MacKenzie Scott says her college roommate loaned her $1,000 so she wouldn’t have to drop out—and is now inspiring her to give away billions
After finalizing her divorce from Amazon founder Jeff Bezos in 2019, MacKenzie Scott ended up with a substantial stake in Amazon. She earned these shares through her contributions during the company’s early days, helping with business plans and contracts. Upon their divorce, Scott received roughly a 4% stake in Amazon, which amounted to about 139 million shares at the time.
Since 2020, Scott has reduced her stake by 42%, selling or donating around 58 million shares. Despite having donated an impressive $19.25 billion through her philanthropic platform, Yield Giving, which she founded in 2022, Scott remains worth more than $35 billion today.
Yield Giving has donated to thousands of organizations, focusing on critical issues including diversity, equity, and inclusion (DEI), education, disaster recovery, and more. This fall alone, Scott has donated well over $400 million to several education- and DEI-focused organizations, many of which received the largest gifts in their histories.
Scott sees immense value in supporting individuals during their early, formative years. She often reflects on her own experiences, recalling how she had to borrow money from her college roommate during difficult times. In an essay published on October 15 to her Yield Giving site, she wrote:
> “It is these ripple effects that make imagining the power of any of our own acts of kindness impossible. Whose generosity did I think of every time I made every one of the thousands of gifts I’ve been able to give?
> It was the local dentist who offered me free dental work when he saw me securing a broken tooth with denture glue in college.
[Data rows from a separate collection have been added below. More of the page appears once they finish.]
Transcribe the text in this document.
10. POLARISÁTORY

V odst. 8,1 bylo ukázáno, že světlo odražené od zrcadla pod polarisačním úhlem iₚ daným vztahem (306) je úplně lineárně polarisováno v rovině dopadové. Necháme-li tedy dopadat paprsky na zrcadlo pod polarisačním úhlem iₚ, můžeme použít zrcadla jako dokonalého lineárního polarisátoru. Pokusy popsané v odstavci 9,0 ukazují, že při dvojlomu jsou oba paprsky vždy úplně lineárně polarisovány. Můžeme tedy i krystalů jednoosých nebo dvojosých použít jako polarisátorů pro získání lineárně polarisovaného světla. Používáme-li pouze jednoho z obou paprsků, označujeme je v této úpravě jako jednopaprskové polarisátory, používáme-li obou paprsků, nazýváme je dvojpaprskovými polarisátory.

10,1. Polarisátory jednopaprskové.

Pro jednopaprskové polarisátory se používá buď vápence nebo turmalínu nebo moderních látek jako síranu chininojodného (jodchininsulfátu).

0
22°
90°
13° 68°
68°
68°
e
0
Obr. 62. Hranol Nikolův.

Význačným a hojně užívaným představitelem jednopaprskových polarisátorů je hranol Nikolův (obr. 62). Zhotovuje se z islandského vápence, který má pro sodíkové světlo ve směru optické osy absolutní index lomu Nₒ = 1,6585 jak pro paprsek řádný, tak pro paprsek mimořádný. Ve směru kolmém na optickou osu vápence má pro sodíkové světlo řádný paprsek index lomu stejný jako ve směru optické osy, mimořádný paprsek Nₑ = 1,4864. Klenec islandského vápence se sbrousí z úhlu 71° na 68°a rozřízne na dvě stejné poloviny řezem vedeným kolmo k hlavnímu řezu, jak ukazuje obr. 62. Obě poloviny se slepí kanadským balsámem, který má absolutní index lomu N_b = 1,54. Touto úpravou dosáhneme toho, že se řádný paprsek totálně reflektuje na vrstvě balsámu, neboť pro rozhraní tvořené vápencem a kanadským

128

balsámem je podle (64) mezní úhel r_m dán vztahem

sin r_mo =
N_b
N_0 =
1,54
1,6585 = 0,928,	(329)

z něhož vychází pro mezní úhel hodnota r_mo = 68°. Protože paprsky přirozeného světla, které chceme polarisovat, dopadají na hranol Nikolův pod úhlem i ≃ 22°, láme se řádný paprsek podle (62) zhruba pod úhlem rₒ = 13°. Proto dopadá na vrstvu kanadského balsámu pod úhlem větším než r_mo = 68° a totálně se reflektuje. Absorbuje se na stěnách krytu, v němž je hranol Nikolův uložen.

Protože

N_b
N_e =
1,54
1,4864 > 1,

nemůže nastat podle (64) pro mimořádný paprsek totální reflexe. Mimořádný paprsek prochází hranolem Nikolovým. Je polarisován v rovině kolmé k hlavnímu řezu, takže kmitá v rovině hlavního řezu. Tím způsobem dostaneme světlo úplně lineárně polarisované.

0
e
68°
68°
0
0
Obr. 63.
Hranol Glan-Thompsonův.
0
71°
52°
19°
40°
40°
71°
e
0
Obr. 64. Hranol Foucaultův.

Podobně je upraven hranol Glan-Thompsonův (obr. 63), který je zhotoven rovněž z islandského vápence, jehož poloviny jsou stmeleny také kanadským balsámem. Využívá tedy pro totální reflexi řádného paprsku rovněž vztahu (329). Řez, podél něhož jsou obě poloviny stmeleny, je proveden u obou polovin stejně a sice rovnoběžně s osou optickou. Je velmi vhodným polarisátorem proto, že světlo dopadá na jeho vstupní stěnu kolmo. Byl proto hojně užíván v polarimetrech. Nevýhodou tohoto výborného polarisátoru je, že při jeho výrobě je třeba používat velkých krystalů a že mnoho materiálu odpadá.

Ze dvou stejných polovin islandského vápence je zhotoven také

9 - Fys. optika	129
It was the college roommate who found me crying, and acted on her urge to loan me a thousand dollars to keep me from having to drop out in my sophomore year.”
After graduating from Princeton University, Scott went on to become a talented novelist, nurtured under the guidance of none other than Toni Morrison. In 2005, she published her debut novel, *The Testing of Luther Albright*, which won an American Book Award in 2006. Morrison described the book as “a rarity: a sophisticated novel that breaks and swells the heart.”
The $1,000 loan from her college roommate made a profound difference in Scott’s life, inspiring that same roommate to start a company two decades later to help students in similar situations. That roommate, Jeannie Ringo Tarkenton, founded Funding U, which has provided $80 million in low-interest loans to about 8,000 students who needed financial assistance to pay for college, according to Princeton.
Despite the enormous impact she has made, Tarkenton remains humble when asked about how she changed Scott’s life. Their story stands as a powerful reminder of how kindness and generosity can ripple through generations, transforming lives and communities.